Is such a conclusion not mistaken; bordering on Lord Darlington’s description of a cynic in Oscar Wilde’s Lady Windemere’s Fan – “a cynic is a man who knows the price of everything and the value of nothing?”

There is a case – albeit a tendentious one – to be made about the commission as South Africa’s second Truth Commission, bar its reconciliatory aspect in place of which, this time around, sits, if you like, “retributive accountability”.

Revelations before the commission hold the possibility to strengthen accountability much as the stonewalling, outright intransigence and, if one can appropriate some poetic license, the kinda funny, arty and yet macabre manoeuvres by some witnesses provide windows into which we have gleaned into their barren universes.

They can be used to evolve a compact for responsible democratic citizenship, now and into the future.
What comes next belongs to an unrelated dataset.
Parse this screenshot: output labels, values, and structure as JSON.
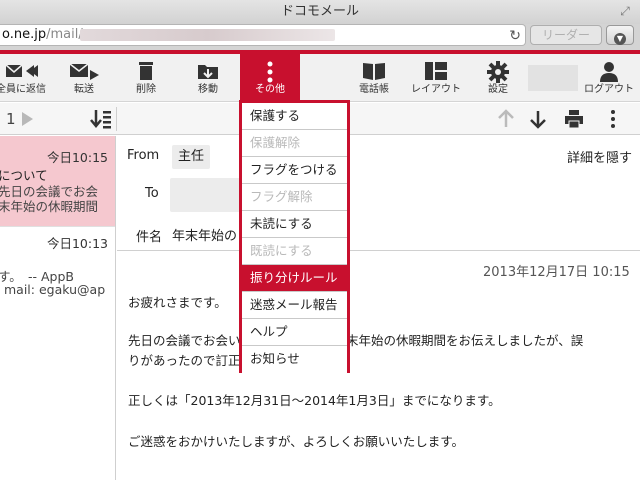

There are equally enormous, unsettling existential and ethical questions that merit our attention as individuals and variously constituted social collectives.
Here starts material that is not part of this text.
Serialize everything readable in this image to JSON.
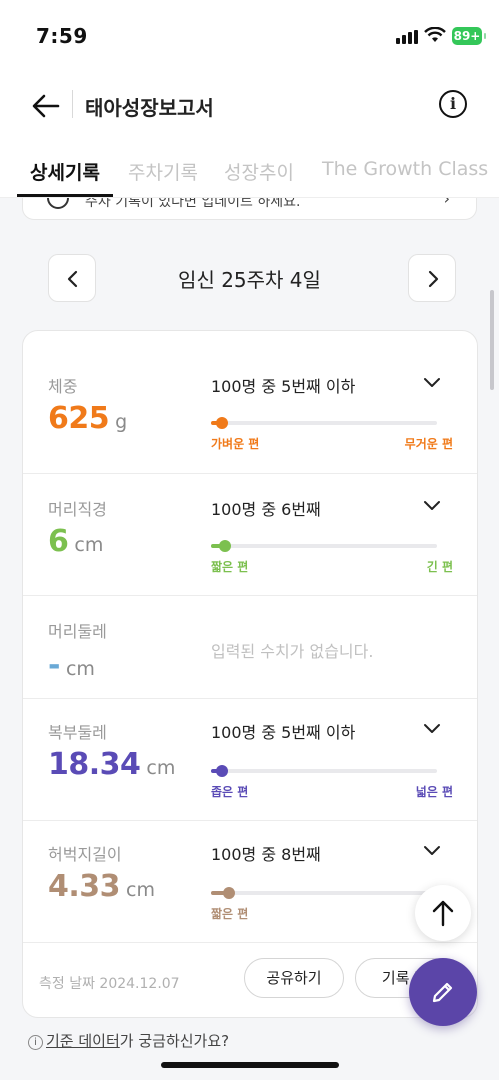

How, for example, did South Africans, allow a situation such that a country – its imperfections notwithstanding – which was reasonably certain of its future a decade ago, is unsure of its prospects in another six months from now?

Some of the vexing existential ethical questions were eloquently expressed by a friend and director-general of a national government department in a private conversation this week.

They pointed out that the Zondo revelations suggest that hardly any of the beneficiaries of corruption put their loot elsewhere besides vehicles, other depreciating assets and perishables.

They were, of course, not suggesting that investment in productive assets would have justified the plunder of public resources.

They only sought to illustrate the hideous mindlessness of it all.

Which begs questions about the deep meditation the nation is well advised to undertake about the all-round outlook – political, psychological, ethical and much more – of the post-apartheid citizen required to catapult the nation to a higher trajectory, more so, how to summit such a tortuous feat.

So, if they are to be of some value, legitimate conversations about the usefulness or otherwise of the state capture commission ought to reflect on the lessons the country should learn, more than they agonise about public funds expended to the commission’s work; important as these are.

It might also be that in addition to probing the nitty-gritty of the litany of excesses in state organs and departments, Judge Zondo and the commission’s lawyers may need to solicit witnesses’ views on what could have been done to avert descent into the precipice so as to privilege the lessons; thus to strengthen our collective capacity to avoid snatching defeat from the jaws of victory, now and in the future.

The commission could, to the extent possible, also organise its work sequentially and thematically in accordance with the cluster system and three spheres of government.

For example, it could probe state-owned enterprises and dispense with them before proceeding to the national, provincial and local government spheres.

In fairness to the commission, it is taking flak for omissions that are not of its making.

Bringing alleged wrongdoers to book is not its job. It is the task of law enforcement officers and prosecutors who should require no tutelage about the prudence of taking the nation into their confidence on the high profile and public interest matters that have so far served before the commission; not to mention the vital need to restore public confidence in the integrity of institutions of the state.

Citizens who appreciate their obligations and responsibilities to the country ought to pressure the police and prosecution authorities to act as they must to bring lawbreakers to book.

The missiles directed at the commission, which conducts its business in the full glare of the public, are somewhat misguided.

And if the commission were to disband tomorrow, what would happen to adversely implicated parties who may wish to exercise their right to cross examine witnesses in order to clear their names?

Equally, what happens to the less intentioned whom the commission may have reason to summon in future?